Notice how the `penalty_term` is moved to the given device to avoid problems 
with tensors stored at different devices.


Running multiple experiments
############################

With `torchfitter` you can run multiple experiments sequentially for different
seeds. In order to perform various experiments, you must define an experiment
inside a function and pass it to the `Manager` class. 

The function must have 2 arguments: `seed` and `folder_name` that you can use 
to save the experiment.

Let's see an example:

.. code-block:: python

    import os
    import torch
    import numpy as np
    import torch.nn as nn
    import torch.optim as optim
    import matplotlib.pyplot as plt

    from pathlib import Path
    from torch.utils.data import DataLoader
    from sklearn.model_selection import train_test_split

    from torchfitter import io
    from torchfitter.trainer import Trainer
    from torchfitter.manager import Manager
    from torchfitter.utils import DataWrapper
    from torchfitter.regularization import L1Regularization
    from torchfitter.callbacks import (
        LoggerCallback, 
        EarlyStopping, 
        LearningRateScheduler
    )

    DATA_PATH = <path_to_data>

    # define experiment function
    def experiment_func(seed, folder_name):
        subfolder = folder_name / f"experiment_{seed}"
        
        if f"experiment_{seed}" not in os.listdir(folder_name):
            os.mkdir(subfolder)
        
        # ---------------------------------------------------------------------
        # split
        X = np.load(DATA_PATH / "features.npy")
        y = np.load(DATA_PATH / "labels.npy")
        y = y.reshape(-1,1)
        
        # simplest case of cross-validation
        X_train, X_val, y_train, y_val = train_test_split(
            X, 
            y, 
            test_size=0.33, 
            random_state=42
        )
        
        # wrap data in Dataset
        train_wrapper = DataWrapper(
            X_train, 
            y_train, 
            dtype_X='float', 
            dtype_y='float'
        )
        val_wrapper = DataWrapper(
            X_val,
            y_val,
            dtype_X='float',
            dtype_y='float'
        )

        # torch Loaders
        train_loader = DataLoader(train_wrapper, batch_size=64, pin_memory=True)
        val_loader = DataLoader(val_wrapper, batch_size=64, pin_memory=True)

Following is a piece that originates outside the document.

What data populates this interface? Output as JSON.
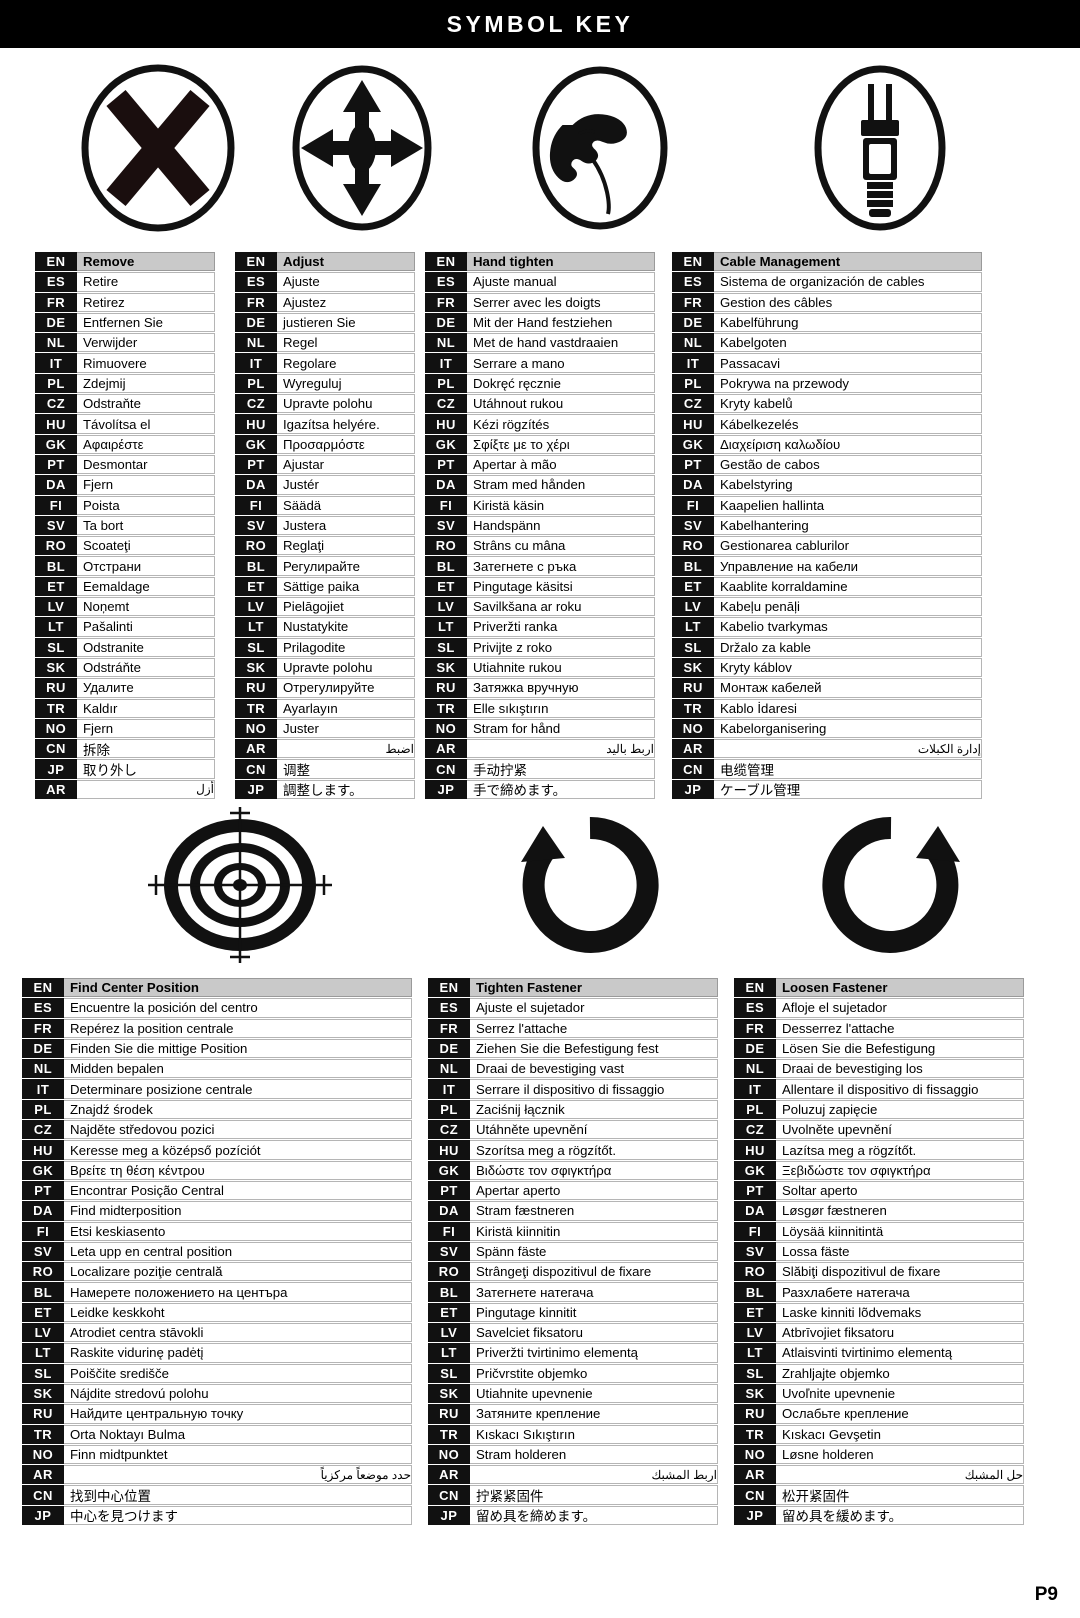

        # ---------------------------------------------------------------------
        # model creatiom
        model = nn.Linear(in_features=1, out_features=1)
        
        # optimization settings 
        regularizer = L1Regularization(regularization_rate=0.01, biases=False)
        criterion = nn.MSELoss()
        optimizer = optim.Adam(model.parameters(), lr=0.005)
        
        # ---------------------------------------------------------------------
        callbacks = [
            LoggerCallback(update_step=100),
            EarlyStopping(patience=50, load_best=False, path=subfolder / 'checkpoint.pt'),
            LearningRateScheduler(
                scheduler=optim.lr_scheduler.StepLR(optimizer, step_size=500, gamma=0.9)
            )
        ]

        # trainer
        trainer = Trainer(
            model=model, 
            criterion=criterion,
            optimizer=optimizer, 
            regularizer=regularizer,
            callbacks=callbacks,
        )
        
        # run training
        history = trainer.fit(train_loader, val_loader, 5000, disable_pbar=True)
        
        # ---------------------------------------------------------------------
        # model state
        torch.save(trainer.model.state_dict(), subfolder / 'model_state.pt')
        
        # optim state
        torch.save(trainer.optimizer.state_dict(), subfolder / 'optim_state.pt')
        
        # history
        io.save_pickle(
            obj=history,
            path=subfolder / 'history.pkl'
        )

    # define random seeds
    seeds = (0, 5, 10)
    folder = Path('experiments')

    manager = Manager(
        seeds=seeds,
        folder_name=folder
    )
    # run experiments
    manager.run_experiments(experiment_func=experiment_func)